What is an AVL Tree?
An AVL tree (named after Adelson-Velsky and Landis) is a self-balancing binary search tree. It maintains the BST property (left < root < right) and adds a balance constraint: for every node, the heights of its left and right subtrees differ by at most 1.
When an insertion or deletion violates this constraint, the tree automatically rebalances itself using rotations. This guarantees O(log n) height, which means O(log n) time for search, insert, and delete in all cases. No degenerate linked-list behavior like an unbalanced BST.
AVL Rotations Explained
There are four cases that trigger rotations, determined by where the imbalance occurs:
Left-Left (LL) Case
The unbalanced node's left child is left-heavy. Fix with a single right rotation. The left child becomes the new root, the old root becomes its right child, and the left child's right subtree moves to become the old root's left subtree.
Right-Right (RR) Case
Mirror of LL. The unbalanced node's right child is right-heavy. Fix with a single left rotation.
Left-Right (LR) Case
The unbalanced node's left child is right-heavy. Requires two rotations: first a left rotation on the left child (converting it to an LL case), then a right rotation on the unbalanced node.
Right-Left (RL) Case
Mirror of LR. The unbalanced node's right child is left-heavy. First a right rotation on the right child, then a left rotation on the unbalanced node.

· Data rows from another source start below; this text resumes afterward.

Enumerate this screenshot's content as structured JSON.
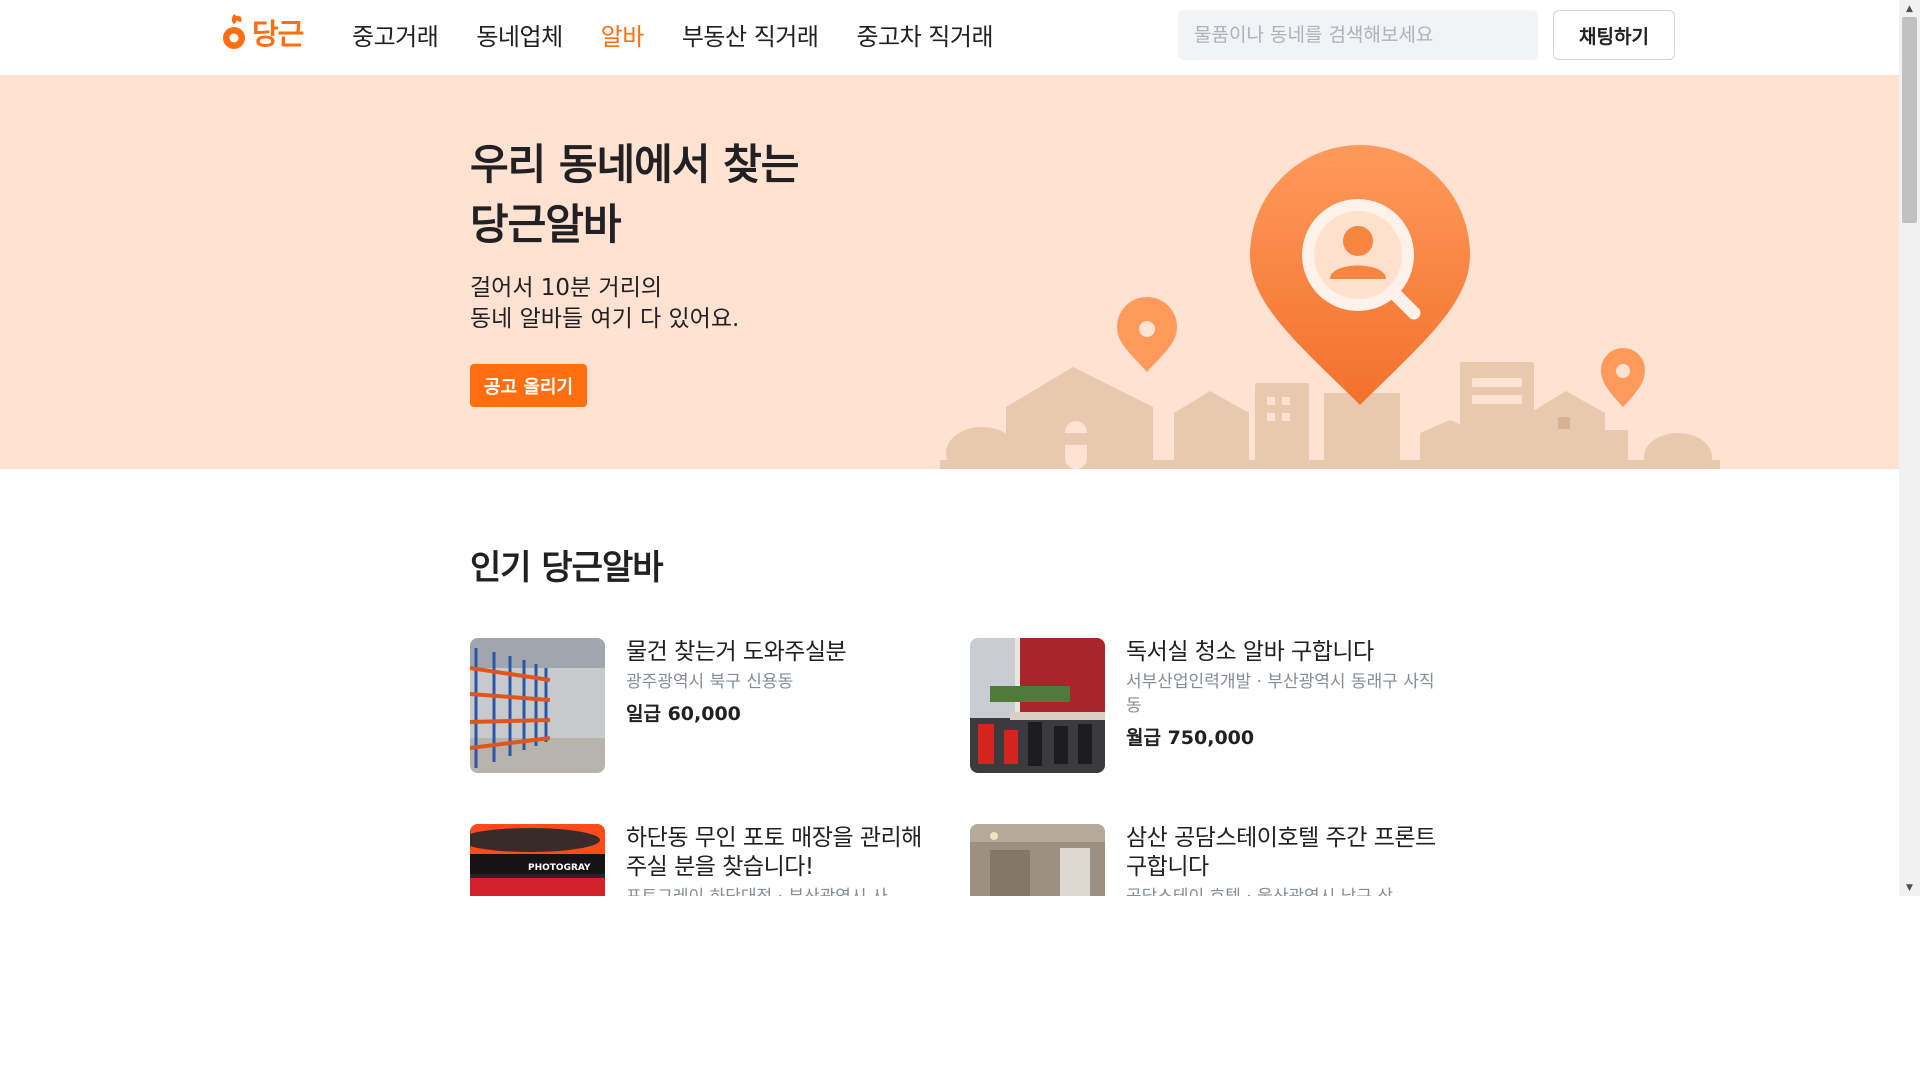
{
  "header": {
    "logo_text": "당근",
    "nav": [
      {
        "label": "중고거래",
        "active": false
      },
      {
        "label": "동네업체",
        "active": false
      },
      {
        "label": "알바",
        "active": true
      },
      {
        "label": "부동산 직거래",
        "active": false
      },
      {
        "label": "중고차 직거래",
        "active": false
      }
    ],
    "search_placeholder": "물품이나 동네를 검색해보세요",
    "chat_label": "채팅하기"
  },
  "hero": {
    "title_line1": "우리 동네에서 찾는",
    "title_line2": "당근알바",
    "sub_line1": "걸어서 10분 거리의",
    "sub_line2": "동네 알바들 여기 다 있어요.",
    "post_button": "공고 올리기"
  },
  "popular": {
    "title": "인기 당근알바",
    "items": [
      {
        "title": "물건 찾는거 도와주실분",
        "meta": "광주광역시 북구 신용동",
        "pay": "일급 60,000"
      },
      {
        "title": "독서실 청소 알바 구합니다",
        "meta": "서부산업인력개발 · 부산광역시 동래구 사직동",
        "pay": "월급 750,000"
      },
      {
        "title": "하단동 무인 포토 매장을 관리해주실 분을 찾습니다!",
        "meta": "포토그레이 하단대점 · 부산광역시 사",
        "pay": "",
        "sign_text": "PHOTOGRAY"
      },
      {
        "title": "삼산 공담스테이호텔 주간 프론트 구합니다",
        "meta": "공담스테이 호텔 · 울산광역시 남구 삼",
        "pay": ""
      }
    ]
  },
  "colors": {
    "brand": "#ff6f0f",
    "hero_bg": "#ffe2d2",
    "town_shape": "#e8c9ad"
  }
}
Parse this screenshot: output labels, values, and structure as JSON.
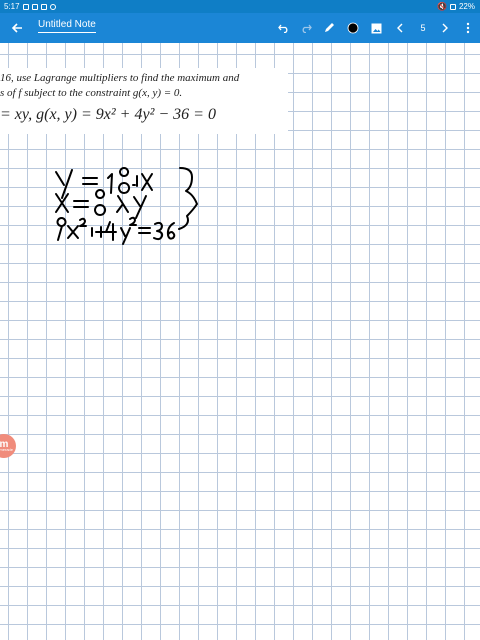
{
  "status_bar": {
    "time": "5:17",
    "battery": "22%"
  },
  "toolbar": {
    "title": "Untitled Note",
    "page_number": "5",
    "pen_color": "#000000"
  },
  "problem": {
    "line1": "16, use Lagrange multipliers to find the maximum and",
    "line2": "s of f subject to the constraint g(x, y) = 0.",
    "line3": "= xy, g(x, y) = 9x² + 4y² − 36 = 0"
  },
  "handwriting": {
    "eq1": "y = 18λx",
    "eq2": "x = 8λy",
    "eq3": "9x² + 4y² = 36"
  },
  "fab": {
    "letter": "m",
    "sub": "numerade"
  }
}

AVL Tree Operations & Complexity
| Operation | Time | Description |
|---|---|---|
| Search | O(log n) | Same as BST. Guaranteed by balanced height. |
| Insert | O(log n) | BST insert + walk back up rebalancing (at most 1 rotation). |
| Delete | O(log n) | BST delete + walk back up rebalancing (may need multiple rotations). |
| Rotation | O(1) | Each rotation is a constant-time pointer swap. |
| Height | O(log n) | Strictly bounded: height ≤ 1.44 log₂(n+2). |
AVL Tree vs Red-Black Tree vs BST
| Property | AVL Tree | Red-Black Tree | Plain BST |
|---|---|---|---|
| Balance guarantee | Height diff ≤ 1 | Height ≤ 2x optimal | None |
| Search (worst) | O(log n) | O(log n) | O(n) |
| Insert rotations | ≤ 2 | ≤ 2 | 0 |
| Delete rotations | ≤ O(log n) | ≤ 3 | 0 |
| Best for | Read-heavy workloads | General purpose | Random data only |
Frequently Asked Questions
What is an AVL tree?add
An AVL tree is a self-balancing binary search tree where the height difference (balance factor) between the left and right subtrees of every node is at most 1. When an insertion or deletion violates this property, the tree is rebalanced using rotations. This guarantees O(log n) time for search, insert, and delete in all cases.
What are the four types of AVL rotations?add
The four rotation cases are: Left-Left (LL) fixed by a single right rotation, Right-Right (RR) fixed by a single left rotation, Left-Right (LR) fixed by a left rotation on the left child then a right rotation, and Right-Left (RL) fixed by a right rotation on the right child then a left rotation. The case is determined by where the imbalance and the triggering node are located.
What is the balance factor in an AVL tree?add
The balance factor of a node is the height of its left subtree minus the height of its right subtree. In a valid AVL tree, every node has a balance factor of -1, 0, or 1. A balance factor of +2 or -2 means the node is unbalanced and needs rotation to restore the AVL property.
What is the difference between AVL trees and red-black trees?add
Both are self-balancing BSTs, but AVL trees are more strictly balanced (height difference of at most 1 vs up to 2x for red-black trees). This makes AVL trees faster for lookups but slightly slower for insertions and deletions due to more frequent rotations. Red-black trees are used in most standard library implementations (Java TreeMap, C++ std::map) because they need fewer rotations on average.
When should I use an AVL tree?add
Use an AVL tree when you need guaranteed O(log n) lookups and your workload is read-heavy. The stricter balancing means shorter tree height and faster searches compared to red-black trees. For write-heavy workloads, red-black trees may perform better due to fewer rotations. In interviews, AVL trees are asked about to test understanding of tree rotations and balance maintenance.